More than 100 patients are part of a class-action lawsuit against a Maryland hospital after it was discovered that an obstetrician-gynecologist used a fake Social Security number to obtain his medical license in Maryland.
A federal investigation found the man, known as Dr. Charles Akoda, had been using stolen Social Security numbers to advance his medical career and obtain professional certifications for over two decades, according to the Washington Post. He was actually Oluwafemi Charles Igberase and he had been caring for women and babies for years at Prince George’s Hospital Center.
“I’m scarred for life. I do not want any more kids at all because of that. And I do not trust any male doctor at all anymore,” Jazmine Tinsley told NBC News 4.
“During my delivery, I thought I was losing my life,” she said of her pregnancy five years ago. “So, the fact that I’m just finding out that this man was a fake at the end of the day is really hurting me because everything that I went through with my delivery, and afterward when it came to my health, has still damaged me still to this day.”
According to U.S. Attorney’s Office, Igberase pleaded guilty last November to misusing a Social Security number to fraudulently obtain a Maryland medical license.

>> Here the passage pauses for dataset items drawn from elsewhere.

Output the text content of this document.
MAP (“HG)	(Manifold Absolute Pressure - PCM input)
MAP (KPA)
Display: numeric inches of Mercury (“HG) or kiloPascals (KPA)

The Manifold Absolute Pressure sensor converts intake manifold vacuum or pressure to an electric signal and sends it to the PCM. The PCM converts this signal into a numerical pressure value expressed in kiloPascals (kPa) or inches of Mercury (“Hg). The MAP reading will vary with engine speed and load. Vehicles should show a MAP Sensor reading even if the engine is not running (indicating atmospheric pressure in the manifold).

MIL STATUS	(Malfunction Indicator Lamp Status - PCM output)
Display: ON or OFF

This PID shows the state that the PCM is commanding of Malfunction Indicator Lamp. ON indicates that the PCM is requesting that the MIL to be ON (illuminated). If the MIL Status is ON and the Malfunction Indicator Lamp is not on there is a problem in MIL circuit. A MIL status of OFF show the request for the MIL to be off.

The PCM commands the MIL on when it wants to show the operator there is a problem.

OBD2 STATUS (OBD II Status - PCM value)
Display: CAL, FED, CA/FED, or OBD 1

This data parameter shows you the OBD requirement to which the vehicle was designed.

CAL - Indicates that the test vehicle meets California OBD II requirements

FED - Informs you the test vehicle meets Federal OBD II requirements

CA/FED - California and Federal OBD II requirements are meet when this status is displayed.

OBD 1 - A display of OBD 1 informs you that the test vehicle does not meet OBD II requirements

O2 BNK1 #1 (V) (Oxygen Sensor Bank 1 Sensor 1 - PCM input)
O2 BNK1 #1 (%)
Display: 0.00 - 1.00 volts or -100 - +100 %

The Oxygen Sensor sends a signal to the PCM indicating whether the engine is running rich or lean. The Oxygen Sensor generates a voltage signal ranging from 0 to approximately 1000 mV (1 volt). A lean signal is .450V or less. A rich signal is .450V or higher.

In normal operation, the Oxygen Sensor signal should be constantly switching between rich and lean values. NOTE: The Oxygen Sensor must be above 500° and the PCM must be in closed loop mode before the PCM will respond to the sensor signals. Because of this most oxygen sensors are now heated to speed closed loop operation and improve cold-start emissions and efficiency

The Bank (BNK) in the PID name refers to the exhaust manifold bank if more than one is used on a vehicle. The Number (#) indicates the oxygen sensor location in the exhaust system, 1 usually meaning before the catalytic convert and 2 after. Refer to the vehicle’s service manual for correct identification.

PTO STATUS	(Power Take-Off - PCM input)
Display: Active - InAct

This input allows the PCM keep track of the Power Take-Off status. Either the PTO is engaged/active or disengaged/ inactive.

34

He apparently entered the United States in October 1991 and repeatedly used fake Social Security numbers to practice medicine. In 2000, he was dismissed from a residency program in New Jersey after he was found using a fake Social Security number.
But he reappeared again in 2011 as Charles John Nosa Akoda, and obtained a medical license in Maryland.
The lawsuit claims that the hospital failed to perform a proper background check on Igberase and allowed an impostor to practice medicine at the facility for five years.
“Maybe they should have checked his Social Security number. They would have learned that he’s a fraud,” attorney Jonathon Schochor said. “We’re suing them because they had an absolute obligation to complete a thorough, appropriate background check on this physician, on this OB-GYN, to make sure he was not a fraud.”
Prince George’s Hospital Center said they had no reason to question Akoda because his license was in good standing.
“We are disappointed that our expectation of integrity was not met in the case of Dr. Akoda given his complex sophisticated identity theft scheme,” the hospital said.